Security Researcher Reveals Critical Bug in Arc Browser’s Boost Feature

Why Trust Techopedia
Key Takeaways

  • A security researcher has uncovered a critical vulnerability in the Arc browser.
  • The flaw, CVE-2024-45489, was discovered in Arc's Boost feature, which allows custom website modifications.
  • The vulnerability was patched on August 26, with no users reportedly affected.

Security researcher “xyz3va” on X uncovered a significant vulnerability in the Arc browser that could have exposed users to malicious attacks. 

The flaw, CVE-2024-45489, allowed attackers to run arbitrary code on other users’ browsers by exploiting Arc’s Boost feature, a suite of tools within Arc browser that allow users to customize the look and feel of websites.

Vulnerability Details, Patch, and Security Improvements

According to a security bulletin released by Arc Browser, the exploit was linked to a misconfiguration in Arc’s use of Firebase, a Google-supported backend service used to store user data, including Boosts.

Researcher xyz3va discovered the vulnerability while exploring Arc’s Boost feature on August 25.

By manipulating user IDs linked to Boost, xyz3va demonstrated that an attacker could inject malicious code into a victim’s browser without the user’s knowledge or consent. She obtained user IDs through web scraping techniques and demonstrated that arbitrary code could run whenever the victim visited a specific website. This gave bad actors control over the victim’s browser session.

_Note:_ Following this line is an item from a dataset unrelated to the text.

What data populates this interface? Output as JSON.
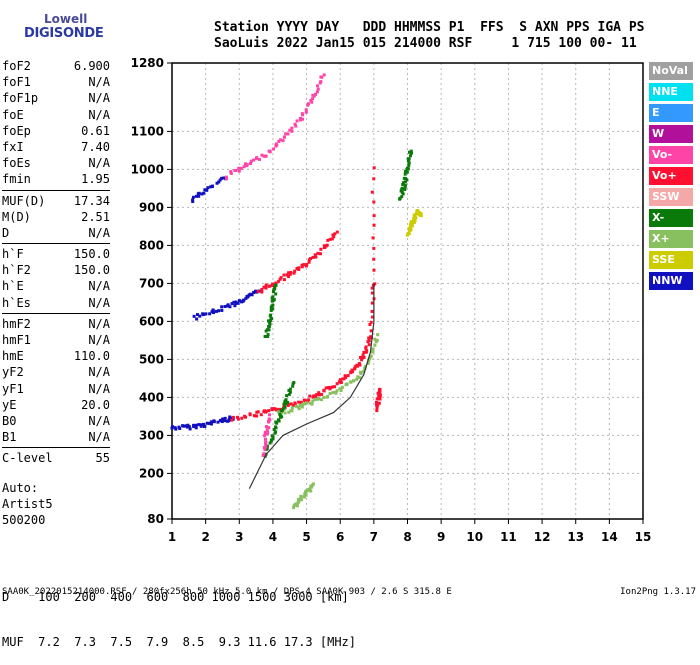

However, the vulnerability was patched on August 26, and an internal investigation revealed that no users had been affected. Arc paid the researcher a $2,000 bounty for their efforts.

The Browser Company responded swiftly, making immediate security enhancements. These included disabling JavaScript on synced Boosts by default and moving away from Firebase for future features to prevent similar issues.

Additionally, the company launched an emergency external audit of its Firebase configurations to ensure there were no further vulnerabilities.

The company also plans regular security audits every six months and is now working to upgrade its security architecture and processes to prevent future breaches.

This incident marks Arc’s first vulnerability of this scale. So far, the Browser company is using it as a critical learning moment.

The company has committed to refining its response to security flaws and improving its bounty program to incentivize researchers further.

With these improvements, Arc aims to strengthen its security and prevent similar vulnerabilities from being exploited in the future.